Prof. Davide Marocco
University of Naples Federico II

Embodied Cognition and Sensorimotor Coordination in Human Development: A perspective on Autism Research


The advent of modern technological devices create new opportunities to advance more than one field of enquiry at the scientific and clinical levels on human behaviour and development. Common to these areas are issues with social dynamics and embodied cognition that require new methods for data gathering within naturalistic situations, managing the large amount of data collected from many sensors, and overall introducing new analytical platforms that can handle data streams in near-real time. Up to now, particularly in psychology and psychometric research, many of these aspects have remained largely beneath the observer’s awareness and because we have mostly relied on observation for both science and clinical areas, we have missed important components scaffolding human behaviour and social dynamics. We have also made many a priori assumptions about our data that can now be challenged by empirical estimation of many parameters related to the nervous systems functioning. This has created a tangible gap between the research and the clinical communities that should be better integrated, once we become aware of the issues. In the talk, I will discuss approaches and will provide examples of how we can deal with those issues in multiple settings, ranging from computational areas of AI and ML, to basic psychological research, with a particular focus on autism research.

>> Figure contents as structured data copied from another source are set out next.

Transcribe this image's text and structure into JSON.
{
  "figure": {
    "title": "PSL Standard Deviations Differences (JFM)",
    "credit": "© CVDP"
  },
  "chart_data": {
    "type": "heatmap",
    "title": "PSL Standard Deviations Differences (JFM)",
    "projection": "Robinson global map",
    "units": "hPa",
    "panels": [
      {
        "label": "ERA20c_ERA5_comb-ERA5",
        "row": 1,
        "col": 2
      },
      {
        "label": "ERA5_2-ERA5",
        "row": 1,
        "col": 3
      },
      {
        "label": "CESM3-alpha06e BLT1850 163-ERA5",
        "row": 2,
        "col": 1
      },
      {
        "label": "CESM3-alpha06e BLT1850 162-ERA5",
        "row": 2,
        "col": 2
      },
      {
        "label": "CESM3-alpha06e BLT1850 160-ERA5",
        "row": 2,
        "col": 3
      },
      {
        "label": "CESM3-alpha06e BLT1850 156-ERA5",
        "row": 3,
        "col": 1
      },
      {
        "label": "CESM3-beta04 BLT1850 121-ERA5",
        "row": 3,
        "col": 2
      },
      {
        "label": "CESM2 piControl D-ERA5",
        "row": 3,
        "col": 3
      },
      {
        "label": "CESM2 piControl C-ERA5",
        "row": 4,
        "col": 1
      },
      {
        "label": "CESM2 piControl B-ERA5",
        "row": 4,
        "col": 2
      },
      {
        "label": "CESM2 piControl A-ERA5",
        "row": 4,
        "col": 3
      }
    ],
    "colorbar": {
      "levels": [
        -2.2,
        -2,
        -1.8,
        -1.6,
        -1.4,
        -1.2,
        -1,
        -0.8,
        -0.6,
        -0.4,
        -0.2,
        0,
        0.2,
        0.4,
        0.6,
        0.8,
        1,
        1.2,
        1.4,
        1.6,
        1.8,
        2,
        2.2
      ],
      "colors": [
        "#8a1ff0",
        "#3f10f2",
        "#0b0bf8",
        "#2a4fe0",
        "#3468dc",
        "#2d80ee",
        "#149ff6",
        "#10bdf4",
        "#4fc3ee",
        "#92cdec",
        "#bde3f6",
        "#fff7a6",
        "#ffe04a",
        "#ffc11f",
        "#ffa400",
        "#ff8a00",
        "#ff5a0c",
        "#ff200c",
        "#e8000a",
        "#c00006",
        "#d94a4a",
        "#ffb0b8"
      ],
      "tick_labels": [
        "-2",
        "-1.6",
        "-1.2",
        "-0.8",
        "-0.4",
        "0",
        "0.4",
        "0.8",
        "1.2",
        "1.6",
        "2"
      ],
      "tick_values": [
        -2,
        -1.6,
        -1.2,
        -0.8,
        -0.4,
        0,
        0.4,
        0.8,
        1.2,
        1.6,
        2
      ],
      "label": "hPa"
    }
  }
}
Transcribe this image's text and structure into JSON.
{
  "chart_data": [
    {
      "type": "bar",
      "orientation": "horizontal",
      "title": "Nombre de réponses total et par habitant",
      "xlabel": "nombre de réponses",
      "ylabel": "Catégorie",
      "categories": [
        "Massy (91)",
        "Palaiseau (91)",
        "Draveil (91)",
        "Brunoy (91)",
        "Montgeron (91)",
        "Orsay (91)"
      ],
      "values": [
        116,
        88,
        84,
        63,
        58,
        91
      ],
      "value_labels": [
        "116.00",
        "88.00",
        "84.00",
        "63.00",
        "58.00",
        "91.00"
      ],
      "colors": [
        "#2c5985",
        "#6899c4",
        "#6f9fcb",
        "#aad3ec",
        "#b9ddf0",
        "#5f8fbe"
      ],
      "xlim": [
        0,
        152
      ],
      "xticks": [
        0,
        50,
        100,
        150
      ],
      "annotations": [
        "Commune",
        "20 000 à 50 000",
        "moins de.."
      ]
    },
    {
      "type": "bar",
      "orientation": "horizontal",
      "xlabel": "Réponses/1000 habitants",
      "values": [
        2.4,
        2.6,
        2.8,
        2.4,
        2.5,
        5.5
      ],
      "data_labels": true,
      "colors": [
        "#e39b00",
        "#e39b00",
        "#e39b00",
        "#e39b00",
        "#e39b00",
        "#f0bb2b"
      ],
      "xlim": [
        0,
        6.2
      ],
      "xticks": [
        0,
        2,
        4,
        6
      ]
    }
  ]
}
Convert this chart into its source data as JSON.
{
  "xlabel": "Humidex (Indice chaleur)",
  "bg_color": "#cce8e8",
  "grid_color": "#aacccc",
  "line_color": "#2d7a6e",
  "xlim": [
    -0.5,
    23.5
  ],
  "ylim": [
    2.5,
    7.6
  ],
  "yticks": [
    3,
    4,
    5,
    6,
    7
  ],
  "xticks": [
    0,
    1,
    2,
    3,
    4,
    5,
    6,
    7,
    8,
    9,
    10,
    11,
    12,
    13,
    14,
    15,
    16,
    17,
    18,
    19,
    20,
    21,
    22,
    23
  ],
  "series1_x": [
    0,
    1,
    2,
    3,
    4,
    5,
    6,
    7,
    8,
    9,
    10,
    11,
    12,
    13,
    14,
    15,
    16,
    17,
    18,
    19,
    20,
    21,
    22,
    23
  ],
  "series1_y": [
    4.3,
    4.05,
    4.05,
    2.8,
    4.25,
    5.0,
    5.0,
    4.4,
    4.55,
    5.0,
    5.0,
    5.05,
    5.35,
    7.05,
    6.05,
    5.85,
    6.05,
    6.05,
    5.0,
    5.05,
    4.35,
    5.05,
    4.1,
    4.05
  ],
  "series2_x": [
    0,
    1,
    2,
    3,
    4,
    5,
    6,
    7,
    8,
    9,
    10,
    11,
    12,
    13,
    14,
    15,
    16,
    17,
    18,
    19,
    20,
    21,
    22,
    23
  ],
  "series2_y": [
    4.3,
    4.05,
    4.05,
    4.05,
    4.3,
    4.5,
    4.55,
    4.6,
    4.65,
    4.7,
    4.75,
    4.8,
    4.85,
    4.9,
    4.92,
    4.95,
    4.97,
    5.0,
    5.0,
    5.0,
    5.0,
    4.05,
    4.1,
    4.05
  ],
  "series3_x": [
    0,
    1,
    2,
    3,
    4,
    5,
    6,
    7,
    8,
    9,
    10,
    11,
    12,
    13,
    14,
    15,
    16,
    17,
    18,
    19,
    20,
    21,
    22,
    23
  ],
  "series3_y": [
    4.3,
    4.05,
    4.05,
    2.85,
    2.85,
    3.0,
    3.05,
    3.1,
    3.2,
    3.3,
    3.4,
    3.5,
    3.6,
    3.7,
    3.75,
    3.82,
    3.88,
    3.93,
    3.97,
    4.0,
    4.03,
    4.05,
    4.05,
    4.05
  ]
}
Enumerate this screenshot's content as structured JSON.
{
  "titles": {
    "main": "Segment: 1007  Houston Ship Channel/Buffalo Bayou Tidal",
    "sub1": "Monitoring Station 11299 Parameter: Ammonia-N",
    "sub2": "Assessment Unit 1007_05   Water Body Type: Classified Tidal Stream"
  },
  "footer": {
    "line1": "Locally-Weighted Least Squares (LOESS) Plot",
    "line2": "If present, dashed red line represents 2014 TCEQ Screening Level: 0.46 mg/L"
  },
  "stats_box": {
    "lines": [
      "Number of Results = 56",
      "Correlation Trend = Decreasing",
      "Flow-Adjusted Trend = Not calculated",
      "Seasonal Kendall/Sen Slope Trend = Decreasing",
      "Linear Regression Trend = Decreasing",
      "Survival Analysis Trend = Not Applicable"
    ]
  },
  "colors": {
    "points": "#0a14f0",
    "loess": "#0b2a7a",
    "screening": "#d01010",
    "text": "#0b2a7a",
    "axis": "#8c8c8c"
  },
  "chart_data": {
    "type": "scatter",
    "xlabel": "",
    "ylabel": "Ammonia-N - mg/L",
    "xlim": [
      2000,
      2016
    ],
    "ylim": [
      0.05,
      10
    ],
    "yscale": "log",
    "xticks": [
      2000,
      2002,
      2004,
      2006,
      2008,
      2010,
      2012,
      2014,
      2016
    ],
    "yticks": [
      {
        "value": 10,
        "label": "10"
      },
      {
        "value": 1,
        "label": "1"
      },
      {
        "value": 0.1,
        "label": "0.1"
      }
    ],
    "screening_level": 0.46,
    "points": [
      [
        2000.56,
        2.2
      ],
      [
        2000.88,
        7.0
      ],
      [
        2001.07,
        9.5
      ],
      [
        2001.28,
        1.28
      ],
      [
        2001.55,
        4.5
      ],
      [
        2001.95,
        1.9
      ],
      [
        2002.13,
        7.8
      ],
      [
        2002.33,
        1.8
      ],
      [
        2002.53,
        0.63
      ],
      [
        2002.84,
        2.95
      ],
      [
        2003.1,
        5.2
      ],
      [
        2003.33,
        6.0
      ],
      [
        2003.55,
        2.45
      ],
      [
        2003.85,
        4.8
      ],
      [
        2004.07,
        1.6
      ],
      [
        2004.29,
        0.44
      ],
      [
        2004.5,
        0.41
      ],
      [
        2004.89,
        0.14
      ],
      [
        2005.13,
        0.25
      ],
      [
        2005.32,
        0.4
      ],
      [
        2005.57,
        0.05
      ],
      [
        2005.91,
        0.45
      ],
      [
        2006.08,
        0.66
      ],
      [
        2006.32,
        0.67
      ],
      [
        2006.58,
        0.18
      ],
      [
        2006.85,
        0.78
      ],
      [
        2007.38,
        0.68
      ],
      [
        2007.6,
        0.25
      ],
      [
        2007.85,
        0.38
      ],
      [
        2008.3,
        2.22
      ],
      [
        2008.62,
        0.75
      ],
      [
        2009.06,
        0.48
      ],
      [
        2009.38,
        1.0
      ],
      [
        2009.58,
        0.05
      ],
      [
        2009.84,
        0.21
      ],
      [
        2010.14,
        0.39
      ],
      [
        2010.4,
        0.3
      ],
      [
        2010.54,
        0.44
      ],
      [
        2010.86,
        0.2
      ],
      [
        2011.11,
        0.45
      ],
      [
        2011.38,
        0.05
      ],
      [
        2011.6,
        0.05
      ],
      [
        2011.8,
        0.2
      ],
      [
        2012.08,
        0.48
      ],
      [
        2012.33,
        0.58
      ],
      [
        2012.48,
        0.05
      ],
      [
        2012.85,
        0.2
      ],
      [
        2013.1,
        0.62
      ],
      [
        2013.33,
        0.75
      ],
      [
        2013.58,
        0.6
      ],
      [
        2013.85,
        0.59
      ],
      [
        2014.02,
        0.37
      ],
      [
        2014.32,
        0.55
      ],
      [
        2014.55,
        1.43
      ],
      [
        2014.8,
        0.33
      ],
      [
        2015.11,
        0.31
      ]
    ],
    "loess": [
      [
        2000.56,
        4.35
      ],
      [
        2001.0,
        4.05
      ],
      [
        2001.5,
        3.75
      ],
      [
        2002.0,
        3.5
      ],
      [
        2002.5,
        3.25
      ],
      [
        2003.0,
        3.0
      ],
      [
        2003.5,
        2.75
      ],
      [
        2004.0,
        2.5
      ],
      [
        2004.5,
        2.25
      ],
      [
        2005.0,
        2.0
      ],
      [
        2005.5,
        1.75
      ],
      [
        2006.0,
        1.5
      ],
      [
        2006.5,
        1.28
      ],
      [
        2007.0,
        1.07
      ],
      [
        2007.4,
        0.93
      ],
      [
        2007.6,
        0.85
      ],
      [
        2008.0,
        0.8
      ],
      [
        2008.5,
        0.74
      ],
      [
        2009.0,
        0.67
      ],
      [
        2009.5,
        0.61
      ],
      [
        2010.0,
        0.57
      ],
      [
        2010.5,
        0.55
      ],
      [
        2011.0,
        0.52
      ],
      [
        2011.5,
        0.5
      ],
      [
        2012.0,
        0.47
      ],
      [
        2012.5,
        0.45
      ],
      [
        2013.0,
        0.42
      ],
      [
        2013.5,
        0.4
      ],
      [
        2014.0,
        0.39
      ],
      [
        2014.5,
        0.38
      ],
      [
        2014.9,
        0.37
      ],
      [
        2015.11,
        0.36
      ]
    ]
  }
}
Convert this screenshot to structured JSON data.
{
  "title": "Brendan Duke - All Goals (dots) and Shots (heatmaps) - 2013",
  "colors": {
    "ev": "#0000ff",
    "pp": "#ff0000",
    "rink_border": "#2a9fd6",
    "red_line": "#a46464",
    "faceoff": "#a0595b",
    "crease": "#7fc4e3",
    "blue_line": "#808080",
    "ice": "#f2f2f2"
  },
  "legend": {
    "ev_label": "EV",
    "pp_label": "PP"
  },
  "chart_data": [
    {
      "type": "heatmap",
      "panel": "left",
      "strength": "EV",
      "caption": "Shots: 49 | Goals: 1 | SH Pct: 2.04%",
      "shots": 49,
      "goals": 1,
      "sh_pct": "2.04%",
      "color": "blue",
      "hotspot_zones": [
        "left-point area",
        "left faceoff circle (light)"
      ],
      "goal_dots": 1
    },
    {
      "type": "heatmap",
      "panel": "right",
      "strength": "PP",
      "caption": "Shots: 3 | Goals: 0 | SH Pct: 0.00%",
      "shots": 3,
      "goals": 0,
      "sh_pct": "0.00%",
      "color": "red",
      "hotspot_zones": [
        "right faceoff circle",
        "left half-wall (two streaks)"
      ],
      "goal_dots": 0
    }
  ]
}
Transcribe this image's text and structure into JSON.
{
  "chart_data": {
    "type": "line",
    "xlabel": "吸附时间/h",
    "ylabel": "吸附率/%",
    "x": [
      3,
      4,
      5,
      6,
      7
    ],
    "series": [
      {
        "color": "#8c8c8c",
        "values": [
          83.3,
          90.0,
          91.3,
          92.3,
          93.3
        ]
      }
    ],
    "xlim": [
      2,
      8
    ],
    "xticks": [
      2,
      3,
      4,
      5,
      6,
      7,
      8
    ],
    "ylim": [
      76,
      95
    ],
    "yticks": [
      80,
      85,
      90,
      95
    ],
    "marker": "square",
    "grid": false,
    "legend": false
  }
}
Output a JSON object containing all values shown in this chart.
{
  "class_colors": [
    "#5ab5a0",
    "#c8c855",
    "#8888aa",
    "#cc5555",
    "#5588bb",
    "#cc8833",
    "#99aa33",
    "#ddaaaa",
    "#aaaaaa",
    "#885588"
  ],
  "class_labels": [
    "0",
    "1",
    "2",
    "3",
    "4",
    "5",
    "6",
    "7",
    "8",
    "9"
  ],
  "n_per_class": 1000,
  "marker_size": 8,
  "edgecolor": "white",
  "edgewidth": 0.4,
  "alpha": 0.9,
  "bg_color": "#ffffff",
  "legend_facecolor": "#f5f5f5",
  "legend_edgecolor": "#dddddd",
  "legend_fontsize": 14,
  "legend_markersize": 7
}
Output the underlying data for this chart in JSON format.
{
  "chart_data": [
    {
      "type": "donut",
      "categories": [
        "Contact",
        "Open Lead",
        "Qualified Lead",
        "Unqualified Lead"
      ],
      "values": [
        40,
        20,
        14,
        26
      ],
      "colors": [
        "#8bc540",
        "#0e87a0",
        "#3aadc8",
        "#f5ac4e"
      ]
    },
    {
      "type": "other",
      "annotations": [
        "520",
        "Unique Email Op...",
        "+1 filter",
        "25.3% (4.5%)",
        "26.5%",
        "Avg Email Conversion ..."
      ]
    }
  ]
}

I will advocate for multi-disciplinary approaches to address many of the current problems, to bring multiple communities together, and to develop collaborative efforts to tackle and understand such issues.

Lecturer profile

Davide Marocco, PhD, is Associate Professor of Psychometric at the University of Naples Federico II. He works with computational models for research and evaluation in psychology with particular interest in the use of innovative assessment methods, such as serious games for negotiation, effective communication and conflict resolution, and innovative methods of psychological analysis, recently applied on autism research. His research activity is centered on Artificial Intelligence and Cognitive Modeling. Previously, he was Visiting Professor at the University of Hokkaido, Reader in Cognitive Robotics and Intelligent Systems at the University of Plymouth, and Researcher at the Institute of Cognitive Sciences and Technologies of the CNR of Rome; he is the coordinator of various European projects in the context of the use of technology in psychological analysis and intervention. Between the most recent is the Erasmus+ ACCORD project which aims to define an educational tool that integrates theoretical and practical aspects on conflict management in intercultural domain in the school context.